It has been said that I am the leftover queen. I have to tell you that I am only living what my mother taught me. How do you take a bunch of leftover stuff and create an entirely new meal that your family will not even know is leftovers and at the same time save yourself from those nasty science experiments? The answer relies heavily on what that “leftover” dish will be. One of my favorite leftover meals is enchiladas.
Enchiladas are very forgiving because normally, the filling is in small dice-sized pieces and the dish is covered in cheese and sauce (who can resist that?!). The basic ingredients you need for enchiladas are cheese, sauce, corn tortillas and filling. The filling will consist of whatever you have in the fridge today. For me, since we Barbecued a turkey for Christmas, my enchiladas will have turkey in them. Another ingredient I like in enchiladas (although I have made some without it) is cottage cheese.
You will need:
13×19 glass pan
1 can enchilada sauce (or get the packaged stuff and follow the recipe)

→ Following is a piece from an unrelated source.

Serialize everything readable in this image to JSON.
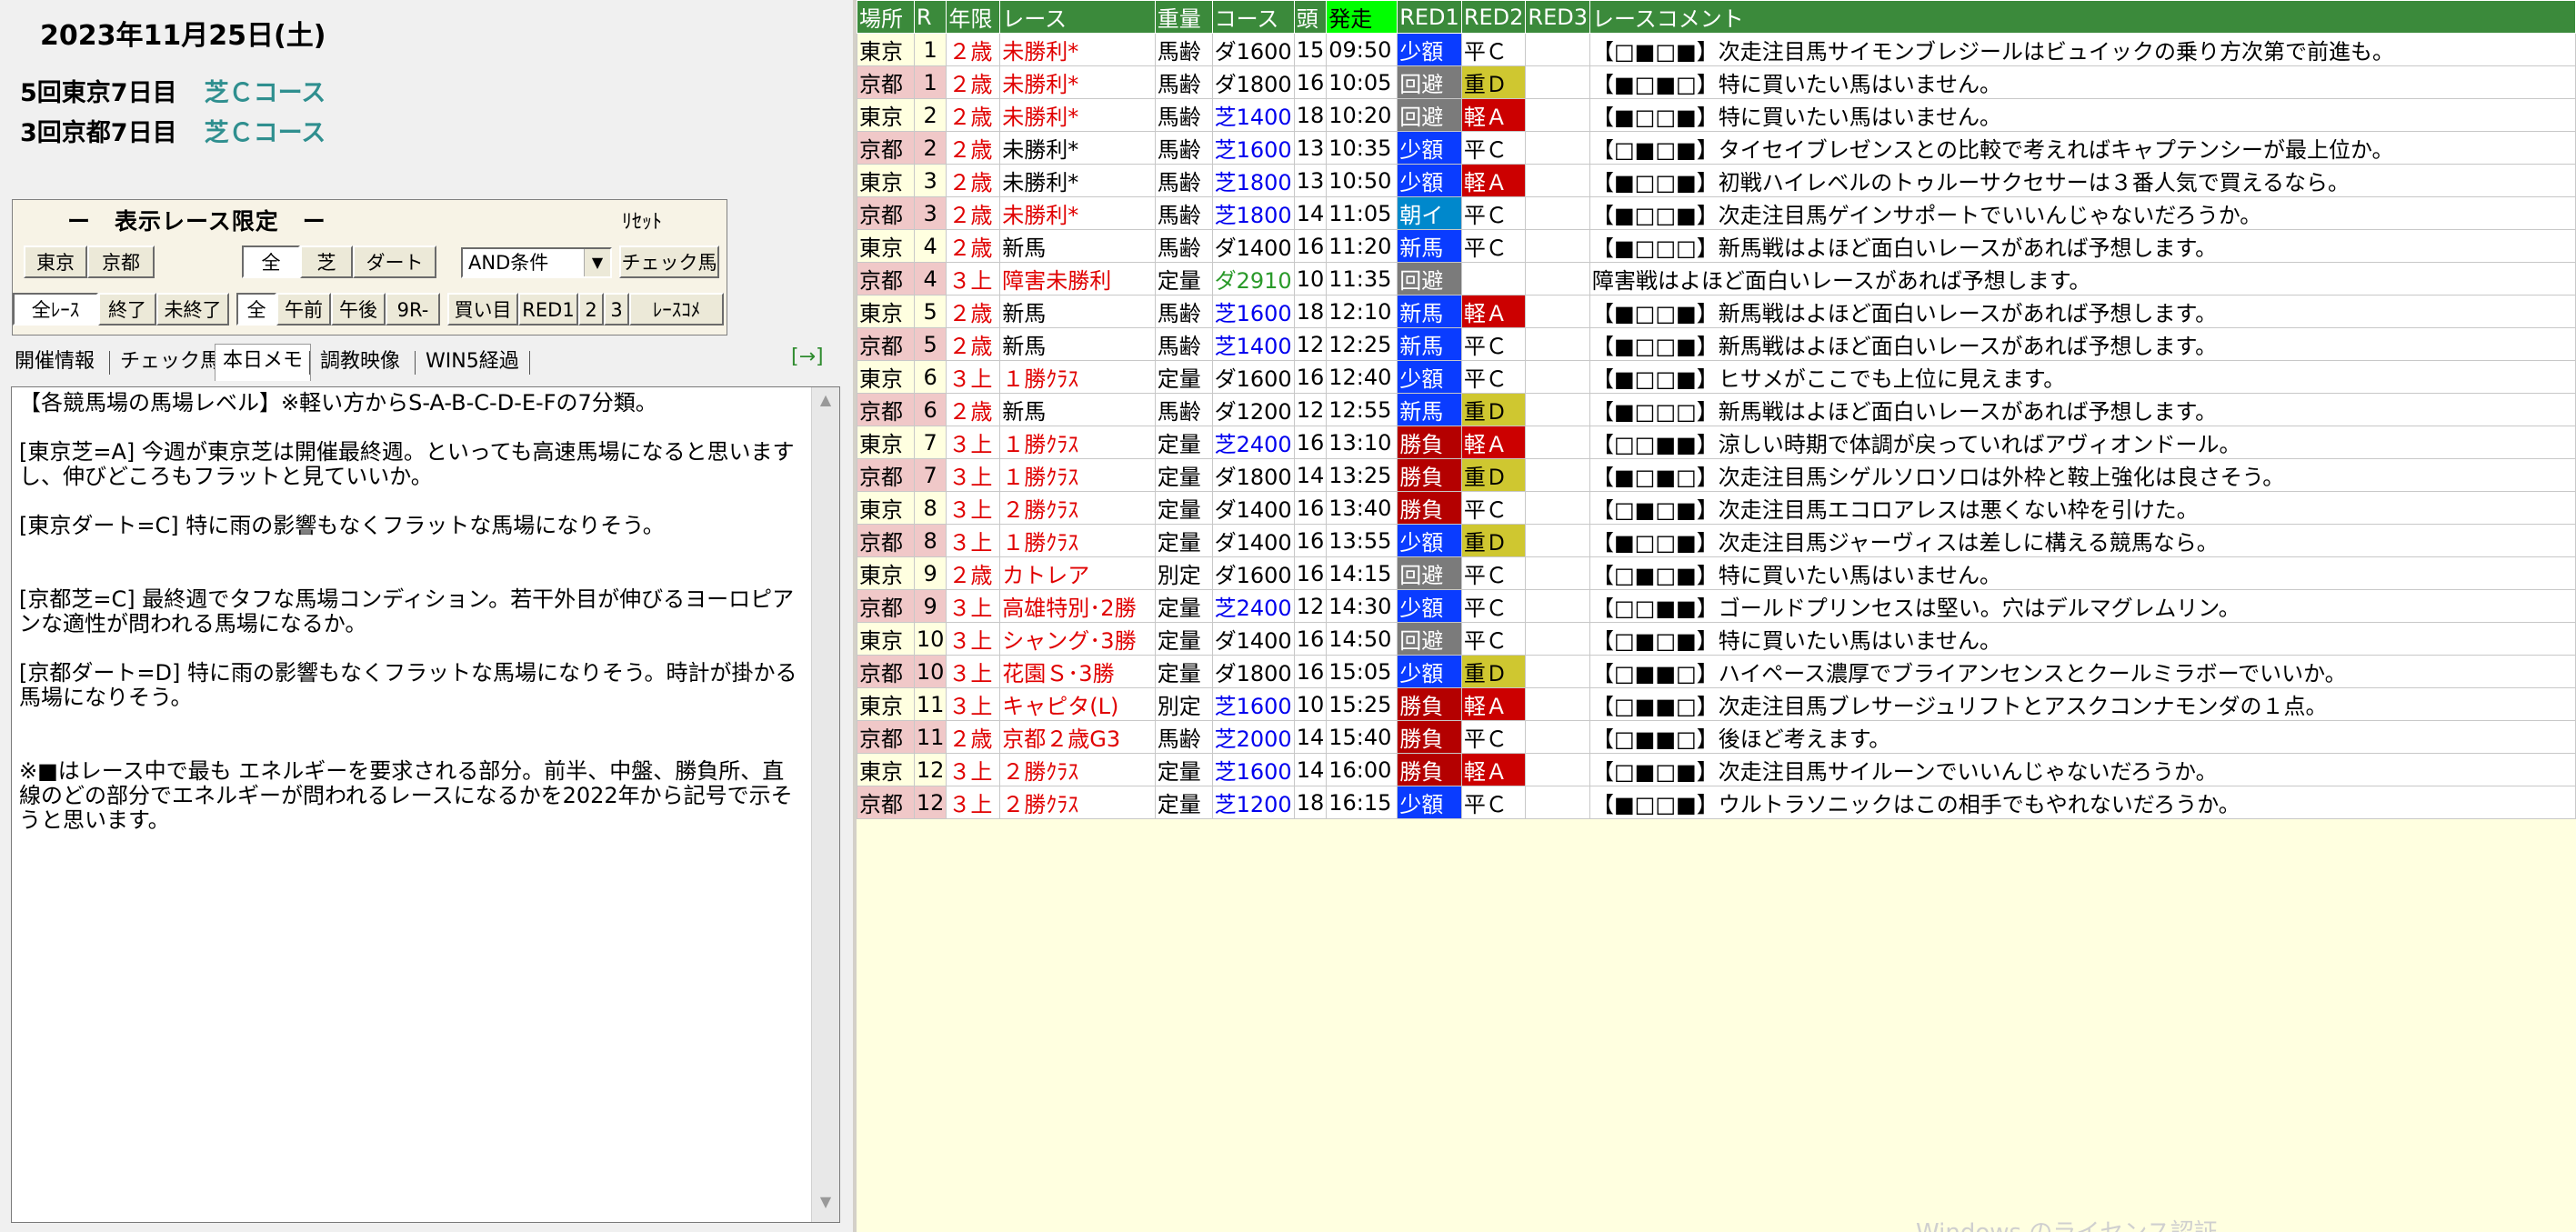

1 can olives, drained and sliced
2 C grated cheese (start with cheddar and add whatever else you have)
1 C leftover meat
2 C diced vegies (leftover or fresh) be sure to include onions and possibly broccoli and carrots
10-12 corn tortillas (I use 10 – 2 rows of 5 – because 12 seems a bit crowded)
Cottage cheese
Canola or olive oil (used to soften the tortillas)
Corn tortillas have a tendency to crack so the first step I take is to soften the tortillas with a little oil. Heat a large pan on the stove with a teaspoon of oil. When it gets hot, swirl the tortilla in the oil to cover and flip tortilla over to do the same on the other side. This process is very fast and won’t take but a couple minutes to soften all the tortillas.
Once the tortillas are softened and all your prep is complete you are ready to assemble the enchiladas. Take a softened tortilla and add some meat, vegies and cottage cheese. Roll up in a tube and place in pan. Continue this process for the rest of the tortillas and other ingredients. Cover with sauce. Sprinkle on the cheese. Cut the olives in slices and sprinkle on top (there may be too many olives in one can for just one batch of enchiladas and if this is the case, the only proper option is to snack).
Place pan in a preheated 350 degree oven for approx. 20 minutes. If it looks hot and bubbly then it’s done. If not, leave in an additional 10 minutes. Once you have retrieved the enchiladas from the oven, make sure they rest (and cool) for a minimum of 5 minutes (preferably 10) before serving.
This can be served with a variety of sides (including rice and beans if you want). One of my favorites is to top the enchilada with sour cream and a big pile of fresh alfalfa sprouts. This brings a special brightness to the meal and you can have your salad right on top of your enchilada.